Disney has restructured much of its entertainment business to focus on feeding its streaming operation. It could be that management is only moving deck chairs around the Titanic. Wall Street has shaved Disney’s stock price by 13% in 2020. Its former chief executive officer, Bob Iger, considered one of the preeminent leaders in American business, has largely retired. Disney has a dividend that was not a primary reason to own the stock in the past. Now, it is.

Disney’s market capitalization has eroded to $225 billion. Much smaller, based on revenue, Netflix Inc. (NASDAQ: NFLX) is the streaming industry leader and has a market cap of $238 billion. Its shares have risen 67%. Investors like its business model, and it has 195 million streaming subscribers to Disney’s 100 million. Netflix does not have the legacy cost of big theme parks with tens of thousands of workers and large movie and TV production facilities. Netflix does produce its own movies, but it hires out most of the work to independent producers.

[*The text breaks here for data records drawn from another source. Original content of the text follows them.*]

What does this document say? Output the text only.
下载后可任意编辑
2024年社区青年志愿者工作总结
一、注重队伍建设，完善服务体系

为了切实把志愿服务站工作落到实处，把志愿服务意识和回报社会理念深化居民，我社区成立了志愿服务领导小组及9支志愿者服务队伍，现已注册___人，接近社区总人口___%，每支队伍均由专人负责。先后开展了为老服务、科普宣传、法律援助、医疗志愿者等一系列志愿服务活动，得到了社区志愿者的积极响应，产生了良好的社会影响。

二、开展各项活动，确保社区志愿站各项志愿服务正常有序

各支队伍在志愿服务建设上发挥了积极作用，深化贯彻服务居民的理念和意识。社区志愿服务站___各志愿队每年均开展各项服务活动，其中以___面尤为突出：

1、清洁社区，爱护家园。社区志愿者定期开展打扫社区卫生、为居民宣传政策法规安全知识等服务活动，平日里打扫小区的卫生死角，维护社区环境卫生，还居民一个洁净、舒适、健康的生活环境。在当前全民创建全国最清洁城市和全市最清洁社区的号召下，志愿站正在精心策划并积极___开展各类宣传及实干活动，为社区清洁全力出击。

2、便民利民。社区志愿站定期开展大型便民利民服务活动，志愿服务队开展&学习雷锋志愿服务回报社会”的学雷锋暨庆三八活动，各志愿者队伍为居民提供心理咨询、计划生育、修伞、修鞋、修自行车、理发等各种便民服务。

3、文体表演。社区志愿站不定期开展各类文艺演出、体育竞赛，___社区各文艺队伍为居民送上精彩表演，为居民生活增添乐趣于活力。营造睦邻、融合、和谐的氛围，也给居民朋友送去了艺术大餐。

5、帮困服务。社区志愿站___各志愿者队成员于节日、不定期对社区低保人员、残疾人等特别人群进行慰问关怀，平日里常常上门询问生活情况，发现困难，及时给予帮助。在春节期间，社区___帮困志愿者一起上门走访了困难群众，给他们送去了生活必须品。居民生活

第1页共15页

Disney’s market cap would be smaller if it were not for those 100 million streaming subscribers. These customers subscribe to Disney+, Hulu and ESPN+. The largest, Disney+, would not exist if not for decades of Disney legacy movie and TV work. Add to that the billions of dollars of mergers and acquisitions that have loaded onto Disney’s balance sheet. Disney+ programs come from Disney’s movie library, National Geographic, Pixar, Marvel and Star Wars. Disney bought Pixar for $7.4 billion in 2006. It paid $4.0 billion for Marvel in 2009. It bought Lucasfilm, the parent of Star Wars, for $4.0 billion in 2012.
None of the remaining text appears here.